Well, the US left and nobody want to spend billions of dollars into the development of this aircraft (most of the problems are the airframe not radar I heard, citation needed) and end up with just two aircraft and then deal with internal news about how they spend billions of dollars per aircraft when commercial airlines are so much cheaper.

VWWHFSfQ•25m ago
It kind of sounds like the USAF did the EU countries a favor then. If they're not interested in the technology anymore then it prevented all those countries from investing billions in a fleet of lemons.
itopaloglu83•14m ago
It’s only a bad news for Boeing and by association the US defense industry, though everyone knew the program was cooked when the US decided to leave.

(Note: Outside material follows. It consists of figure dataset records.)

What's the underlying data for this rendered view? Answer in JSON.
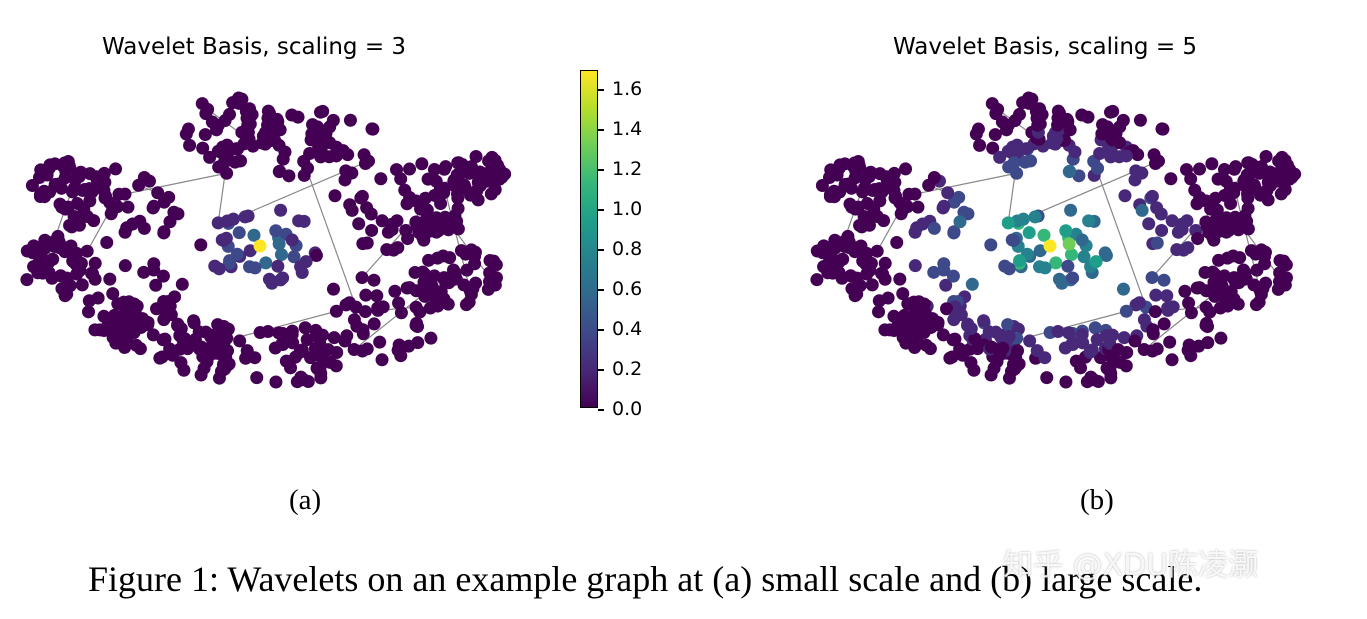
{
  "figure": {
    "panels": [
      {
        "title": "Wavelet Basis, scaling = 3",
        "sub_label": "(a)"
      },
      {
        "title": "Wavelet Basis, scaling = 5",
        "sub_label": "(b)"
      }
    ],
    "colorbar": {
      "ticks": [
        "1.6",
        "1.4",
        "1.2",
        "1.0",
        "0.8",
        "0.6",
        "0.4",
        "0.2",
        "0.0"
      ],
      "colormap": "viridis",
      "range": [
        0.0,
        1.7
      ]
    },
    "caption": "Figure 1: Wavelets on an example graph at (a) small scale and (b) large scale.",
    "watermark": "知乎 @XDU陈凌灏"
  },
  "colors": {
    "node_default": "#440154",
    "node_center": "#fde725",
    "edge": "#888888",
    "cmap_stops": [
      "#440154",
      "#482878",
      "#3e4989",
      "#31688e",
      "#26828e",
      "#1f9e89",
      "#35b779",
      "#6ece58",
      "#b5de2b",
      "#fde725"
    ]
  }
}
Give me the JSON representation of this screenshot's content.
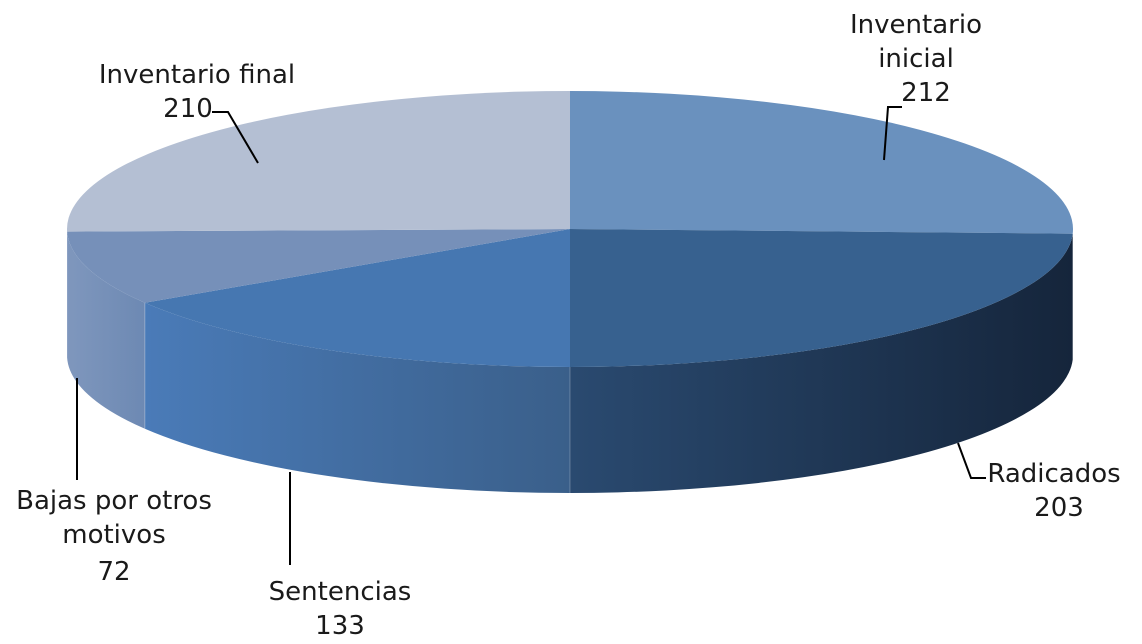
{
  "chart_data": {
    "type": "pie",
    "title": "",
    "slices": [
      {
        "label": "Inventario inicial",
        "value": 212,
        "color": "#6a91be"
      },
      {
        "label": "Radicados",
        "value": 203,
        "color": "#37618f"
      },
      {
        "label": "Sentencias",
        "value": 133,
        "color": "#4677b1"
      },
      {
        "label": "Bajas por otros motivos",
        "value": 72,
        "color": "#7690b9"
      },
      {
        "label": "Inventario final",
        "value": 210,
        "color": "#b4bfd3"
      }
    ],
    "labels": {
      "inventario_inicial": [
        "Inventario",
        "inicial",
        "212"
      ],
      "radicados": [
        "Radicados",
        "203"
      ],
      "sentencias": [
        "Sentencias",
        "133"
      ],
      "bajas": [
        "Bajas por otros",
        "motivos",
        "72"
      ],
      "inventario_final": [
        "Inventario final",
        "210"
      ]
    },
    "legend": "none",
    "grid": false
  }
}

Boing stock didn’t even fall down as much as the S&P500 so one can assume that this was already taken into account.

bediger4000•30m ago
What effect does this have on Boeing, one of 3-4 major defense companies. Can the industry handle one more giant meger? Can it handle a vastly impoverished Boeing?
cjrp•30m ago
Presumably the alternative is the SAAB GlobalEye?
mlmonkey•14m ago
> The decision follows US's decision to withdraw from some joint AWACS treaty in July 2024

So... can't really blame Trump.

Etheryte•11m ago
The article doesn't mention Trump anywhere?
drooopy•4m ago
It requires some level of skill and talent to be able to cause this amount of damage to the soft power and influence that the US projected around the world in less than a year. Throughout my 40 years on this planet, Pax Americana was a constant that seemed to hold the world together (+/-). It's scary to see it vanish and with such speed and efficiency.